She’s Queenstown’s first lady of song. Margaret O’Hanlon, who this week won Kiwibank hero’ award, pauses from her busy schedule to discuss her life in music, and the risks she takes, with Philip Chandler.
It’s 1989 as a pivotal moment in the life of New York songstress Margaret O’Hanlon unfolds.
Backpacking around the world, she’d stopped off in Queenstown, been paid $100 for a gig – “unthinkable money”, at that point – and met Kiwi muso Nigel Hirst, who’d organised an open mic night she’d sung at.
Despite the pair falling madly in love, “I just didn’t think that moving to New Zealand was a reality”, she says.
So she travelled to Indochina, but got very sick with malaria.
O’Hanlon was in a quandary because Hirst had asked her to come back so he could marry her, but her dad wanted her home for Christmas.
“He said, ‘come home, come home’, and I didn’t – I went to Nigel.”
Talk about a win-win for Queenstown, and her hubby-to-be.
In the 30 years since, O’Hanlon – who this week picked up a Kiwibank ‘local hero’ award – has made an unparalleled contribution to the resort as a singing teacher/performer, show producer and director and proponent of the arts.
She hadn’t come from a particularly musical family, but had always sung.
“From five years old, I wanted to be Ray Charles.
“I remember hearing him sing Georgia On My Mind, and I thought, ‘f… me, if I could sing like that’, and the second most impressionable performance was Harry Belafonte, Jr, singing Mr Bojangles on The Ed Sullivan Show, or whatever.”

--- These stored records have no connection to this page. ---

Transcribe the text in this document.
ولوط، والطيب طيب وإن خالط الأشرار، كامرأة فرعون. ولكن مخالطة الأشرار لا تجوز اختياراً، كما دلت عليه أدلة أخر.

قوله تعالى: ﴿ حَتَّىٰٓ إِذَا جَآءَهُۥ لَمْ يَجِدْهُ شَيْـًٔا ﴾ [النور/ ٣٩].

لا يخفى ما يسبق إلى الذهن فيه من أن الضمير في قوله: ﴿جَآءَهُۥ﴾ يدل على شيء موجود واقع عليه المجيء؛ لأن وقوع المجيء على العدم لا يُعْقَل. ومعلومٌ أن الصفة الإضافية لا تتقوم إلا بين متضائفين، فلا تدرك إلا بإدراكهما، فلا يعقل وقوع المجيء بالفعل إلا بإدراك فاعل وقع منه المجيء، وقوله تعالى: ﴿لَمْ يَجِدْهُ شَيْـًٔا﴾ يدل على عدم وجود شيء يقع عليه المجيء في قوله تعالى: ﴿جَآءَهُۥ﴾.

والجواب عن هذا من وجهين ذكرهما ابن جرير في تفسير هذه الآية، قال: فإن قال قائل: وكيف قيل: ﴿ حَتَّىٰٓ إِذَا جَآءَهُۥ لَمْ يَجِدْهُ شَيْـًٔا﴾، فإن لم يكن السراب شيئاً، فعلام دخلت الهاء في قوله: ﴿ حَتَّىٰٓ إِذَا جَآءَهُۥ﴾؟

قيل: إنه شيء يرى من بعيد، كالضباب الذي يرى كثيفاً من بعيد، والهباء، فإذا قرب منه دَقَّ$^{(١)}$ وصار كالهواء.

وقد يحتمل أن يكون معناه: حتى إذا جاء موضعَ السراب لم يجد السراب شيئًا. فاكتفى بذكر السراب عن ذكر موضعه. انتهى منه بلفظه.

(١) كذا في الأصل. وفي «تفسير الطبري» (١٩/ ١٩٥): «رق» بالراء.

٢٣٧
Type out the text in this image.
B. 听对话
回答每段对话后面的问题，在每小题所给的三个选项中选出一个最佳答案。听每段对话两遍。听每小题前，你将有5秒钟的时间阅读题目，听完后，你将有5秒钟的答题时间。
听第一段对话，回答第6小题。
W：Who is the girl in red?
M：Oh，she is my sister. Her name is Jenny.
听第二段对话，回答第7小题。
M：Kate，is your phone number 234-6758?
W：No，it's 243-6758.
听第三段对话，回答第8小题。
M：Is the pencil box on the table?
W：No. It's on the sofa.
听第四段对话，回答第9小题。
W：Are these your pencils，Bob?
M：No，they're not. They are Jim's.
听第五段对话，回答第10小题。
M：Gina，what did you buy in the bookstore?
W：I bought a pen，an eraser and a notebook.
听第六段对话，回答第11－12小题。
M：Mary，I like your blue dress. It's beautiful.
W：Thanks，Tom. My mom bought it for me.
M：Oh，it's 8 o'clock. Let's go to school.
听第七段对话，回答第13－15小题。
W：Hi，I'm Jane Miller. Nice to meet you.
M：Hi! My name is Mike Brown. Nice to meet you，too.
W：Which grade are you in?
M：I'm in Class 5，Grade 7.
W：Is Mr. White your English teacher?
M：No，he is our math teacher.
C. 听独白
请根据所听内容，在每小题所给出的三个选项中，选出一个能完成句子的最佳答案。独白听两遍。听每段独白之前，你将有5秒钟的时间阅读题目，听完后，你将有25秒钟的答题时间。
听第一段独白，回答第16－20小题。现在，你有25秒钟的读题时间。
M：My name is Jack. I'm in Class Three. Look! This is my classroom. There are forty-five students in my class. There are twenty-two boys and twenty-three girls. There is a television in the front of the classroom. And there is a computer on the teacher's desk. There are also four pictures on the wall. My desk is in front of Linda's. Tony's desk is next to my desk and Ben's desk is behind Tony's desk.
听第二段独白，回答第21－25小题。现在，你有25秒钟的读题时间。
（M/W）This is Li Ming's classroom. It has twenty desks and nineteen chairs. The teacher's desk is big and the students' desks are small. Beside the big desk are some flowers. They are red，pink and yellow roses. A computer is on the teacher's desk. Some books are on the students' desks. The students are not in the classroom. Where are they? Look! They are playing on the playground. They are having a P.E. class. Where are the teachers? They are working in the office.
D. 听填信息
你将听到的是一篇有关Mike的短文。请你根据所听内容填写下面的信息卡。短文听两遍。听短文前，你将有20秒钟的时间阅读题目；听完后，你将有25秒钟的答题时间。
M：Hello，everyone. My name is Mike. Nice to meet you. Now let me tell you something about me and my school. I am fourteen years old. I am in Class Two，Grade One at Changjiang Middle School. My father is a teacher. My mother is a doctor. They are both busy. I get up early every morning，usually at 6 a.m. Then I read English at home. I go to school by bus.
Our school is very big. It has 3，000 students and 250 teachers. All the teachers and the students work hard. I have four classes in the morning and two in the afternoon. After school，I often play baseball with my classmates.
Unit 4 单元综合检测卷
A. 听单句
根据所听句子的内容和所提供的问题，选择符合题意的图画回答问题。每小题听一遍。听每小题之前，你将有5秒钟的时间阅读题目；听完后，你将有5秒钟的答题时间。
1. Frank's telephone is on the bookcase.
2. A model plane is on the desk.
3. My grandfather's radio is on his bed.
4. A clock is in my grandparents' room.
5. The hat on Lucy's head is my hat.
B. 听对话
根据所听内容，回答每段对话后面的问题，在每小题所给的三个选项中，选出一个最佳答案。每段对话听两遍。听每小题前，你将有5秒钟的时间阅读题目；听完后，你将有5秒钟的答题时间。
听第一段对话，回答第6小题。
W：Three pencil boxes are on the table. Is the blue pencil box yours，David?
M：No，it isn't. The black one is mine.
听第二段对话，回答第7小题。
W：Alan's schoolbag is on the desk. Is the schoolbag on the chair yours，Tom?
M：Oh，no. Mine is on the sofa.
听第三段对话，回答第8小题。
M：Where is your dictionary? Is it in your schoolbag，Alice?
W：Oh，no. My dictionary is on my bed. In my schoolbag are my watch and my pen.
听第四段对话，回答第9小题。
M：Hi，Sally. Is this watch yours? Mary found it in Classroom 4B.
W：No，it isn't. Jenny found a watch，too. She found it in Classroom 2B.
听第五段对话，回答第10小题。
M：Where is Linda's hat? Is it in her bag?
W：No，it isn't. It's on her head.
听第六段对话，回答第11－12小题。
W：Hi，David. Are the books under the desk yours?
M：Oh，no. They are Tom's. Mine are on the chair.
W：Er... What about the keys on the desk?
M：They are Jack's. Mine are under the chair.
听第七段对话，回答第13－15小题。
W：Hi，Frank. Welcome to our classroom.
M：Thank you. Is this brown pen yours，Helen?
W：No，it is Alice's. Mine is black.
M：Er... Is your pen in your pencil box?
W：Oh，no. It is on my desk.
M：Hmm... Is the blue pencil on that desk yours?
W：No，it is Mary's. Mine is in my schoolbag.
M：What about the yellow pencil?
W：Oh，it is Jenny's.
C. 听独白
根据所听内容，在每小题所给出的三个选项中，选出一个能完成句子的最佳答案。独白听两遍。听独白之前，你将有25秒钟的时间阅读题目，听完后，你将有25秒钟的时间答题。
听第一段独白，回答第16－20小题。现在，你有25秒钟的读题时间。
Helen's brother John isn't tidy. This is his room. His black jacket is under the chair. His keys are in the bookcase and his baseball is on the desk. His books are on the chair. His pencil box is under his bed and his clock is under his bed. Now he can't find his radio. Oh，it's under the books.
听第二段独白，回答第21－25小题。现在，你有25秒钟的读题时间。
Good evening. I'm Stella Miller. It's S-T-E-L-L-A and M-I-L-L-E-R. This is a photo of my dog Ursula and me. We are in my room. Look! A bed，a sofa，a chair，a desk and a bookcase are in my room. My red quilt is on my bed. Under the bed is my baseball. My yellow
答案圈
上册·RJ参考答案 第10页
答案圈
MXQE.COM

From 14 to 17, she attended New York’s then-High School of Performing Arts.
Director Alan Parker scoped it for the movie, Fame, during O’Hanlon’s last year there.
After attaining university degrees in film and sociology, she worked as a secretary for an arts magazine for $250 a week and wrote and performed songs in Greenwich Village.
“I don’t know if I could have kept it up.”
She went backpacking instead.
In Queenstown, she’s best known for her endless stream of music productions – including her Starry Eyed contests, where singers aped a singer’s hit song, her songwriting show, Songstars, and, so far, eight self-penned rock and roll musicals – this year it was Radio Kaos, in concert with Charlotte Graf.
In 2010, two hours before her tribute to David Bowie, Rock and Roll Suicide, went on stage, she was shocked to learn the Australasian Performing Right Association needed a licence to use his music.
Thankfully, the show went on and she got retrospective approval.
“My major problem [with shows] is I refuse to do them on a small scale – constantly, like it’s 20 people and choruses and songs that have to be written.
“I should really focus on a two-person show.”
Shows are also financially risky – “playing with the money markets doesn’t interest me at all, but I get the concept”.
“You have a concept that you don’t want to compromise on, but the cost is always ridiculously out of your [reach].”
Appropriately, her production company’s called ‘whirlwhind’.
“I don’t give long-term planning the due process it deserves.
“I think of an idea and I need to see the idea [executed], so usually I’m putting these things together extremely quickly.
“I want my logo to be the Tasmanian devil, but it’s been taken.”
O’Hanlon says her favourite thing is teaching singers, especially adults who’ve not known they had a voice.
But she’s also brought on a heap of young singers like Emily Burns and Tom and Sam Maxwell.
Her other big achievement’s been helping develop, with a trust, the Queenstown Performing Arts Centre from a dilapidated former school building.
“It was phenomenal, and we were happy to operate on the smell of a greasy rag.”
However, Queenstown now desperately needs a new performing arts centre, she says.
“I have been to seven million ‘discuss-athons’, and I have been very much reassured by the council that there will be a suitable replacement – it’s just very hard to see the end of that tunnel.”
Now 58, O’Hanlon says she and Hirst have been blessed with “a beautiful family” – lawyer-in-training son, Dexter, and singing, dancing, filmmaking daughter, Violet.
“She will flippin’ overtake me, and that’s fine.”